I've never been terribly vain about my appearance. I don't wear tons of makeup, and I've never even considered having cosmetic surgery. But I am finding it difficult to accept the idea of seeing my hair entirely gray. I've always been fond of my hair - even though it's occasionally unruly in humid weather, it's thick and wavy, it lies beautifully when cut well, and is extremely easy to style with 10 minutes and blow dryer. And it was a rich, chocolate brown, with natural auburn highlights.

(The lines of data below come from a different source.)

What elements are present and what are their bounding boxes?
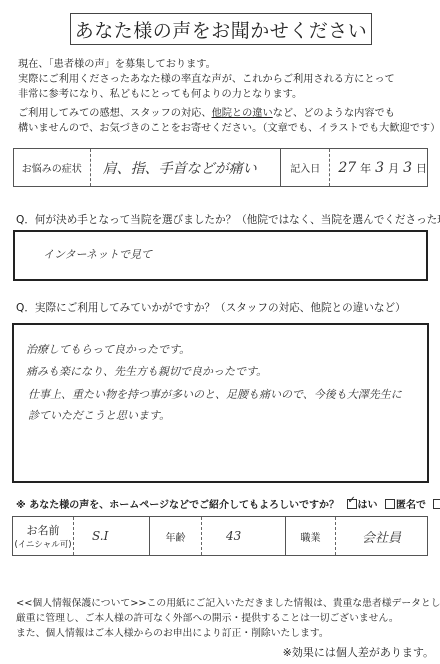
consent-yes-label: はい [358,500,378,511]
intro-line-3: 非常に参考になり、私どもにとっても何よりの力となります。 [18,87,302,102]
consent-question: ※ あなた様の声を、ホームページなどでご紹介してもよろしいですか？ [16,500,339,511]
q2-answer-line-1: 治療してもらって良かったです。 [26,341,190,357]
privacy-line-3: また、個人情報はご本人様からのお申出により訂正・削除いたします。 [16,626,440,641]
symptom-label: お悩みの症状 [14,149,91,186]
age-value[interactable]: 43 [202,517,286,555]
q2-answer-line-2: 痛みも楽になり、先生方も親切で良かったです。 [26,363,267,379]
name-sublabel: (イニシャル可) [14,538,71,550]
job-value[interactable]: 会社員 [336,517,427,555]
q1-answer-box[interactable]: インターネットで見て [13,230,428,281]
page-title: あなた様の声をお聞かせください [70,13,372,45]
intro-line-4: ご利用してみての感想、スタッフの対応、他院との違いなど、どのような内容でも [18,106,395,121]
q1-question: Q．何が決め手となって当院を選びましたか？（他院ではなく、当院を選んでくださった… [16,212,440,227]
date-year: 27 [338,160,356,176]
privacy-notice: <<個人情報保護について>>この用紙にご記入いただきました情報は、貴重な患者様デ… [16,596,440,641]
intro-text: など、どのような内容でも [273,108,395,119]
intro-line-2: 実際にご利用くださったあなた様の率直な声が、これからご利用される方にとって [18,72,395,87]
privacy-line-2: 厳重に管理し、ご本人様の許可なく外部への開示・提供することは一切ございません。 [16,611,440,626]
name-label: お名前 [27,522,60,538]
intro-line-1: 現在、「患者様の声」を募集しております。 [18,57,216,72]
month-unit: 月 [388,160,399,176]
date-label: 記入日 [281,149,330,186]
consent-anonymous-checkbox[interactable] [385,499,395,509]
consent-yes-checkbox[interactable] [347,499,357,509]
q2-answer-line-3: 仕事上、重たい物を持つ事が多いのと、足腰も痛いので、今後も大澤先生に [28,386,402,402]
date-day: 3 [403,160,412,176]
name-label-cell: お名前 (イニシャル可) [13,517,74,555]
consent-no-checkbox[interactable] [433,499,440,509]
profile-table: お名前 (イニシャル可) S.I 年齢 43 職業 会社員 [12,516,428,556]
symptom-date-table: お悩みの症状 肩、指、手首などが痛い 記入日 27 年 3 月 3 日 [13,148,428,187]
consent-row: ※ あなた様の声を、ホームページなどでご紹介してもよろしいですか？ はい 匿名で… [16,496,440,511]
date-value[interactable]: 27 年 3 月 3 日 [330,149,427,186]
symptom-value[interactable]: 肩、指、手首などが痛い [91,149,282,186]
intro-underlined-text: 他院との違い [212,108,273,119]
day-unit: 日 [416,160,427,176]
date-month: 3 [375,160,384,176]
job-label: 職業 [286,517,336,555]
q2-answer-line-4: 診ていただこうと思います。 [28,407,170,423]
q2-question: Q．実際にご利用してみていかがですか？（スタッフの対応、他院との違いなど） [16,300,406,315]
name-value[interactable]: S.I [74,517,150,555]
intro-line-5: 構いませんので、お気づきのことをお寄せください。（文章でも、イラストでも大歓迎で… [18,121,440,136]
intro-text: ご利用してみての感想、スタッフの対応、 [18,108,212,119]
q2-answer-box[interactable]: 治療してもらって良かったです。 痛みも楽になり、先生方も親切で良かったです。 仕… [12,323,429,483]
privacy-line-1: <<個人情報保護について>>この用紙にご記入いただきました情報は、貴重な患者様デ… [16,596,440,611]
year-unit: 年 [360,160,371,176]
consent-anonymous-label: 匿名で [396,500,426,511]
disclaimer-note: ※効果には個人差があります。 [283,644,434,660]
q1-answer: インターネットで見て [43,246,152,262]
age-label: 年齢 [150,517,202,555]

My mother had beautiful dark brown hair too, just like mine. Her hair turned gray when she was in her late 30's. Back in those days, she colored her hair with a technique called "frosting," which was similar to highlighting now. Once, having just returned from the salon with a fresh "salt and pepper" look, my great grandmother took one look at her and said with her usual candor, "Honey, I don't know why you don't let your hair go back to its natural color."
My mother laughed. "Grandma, I sure wish I could!" she replied.
Ah yes, so do I.
How about you? Do you have a hair color horror story? Do you color you hair, or go au naturel? Or does only your hairdresser know for sure?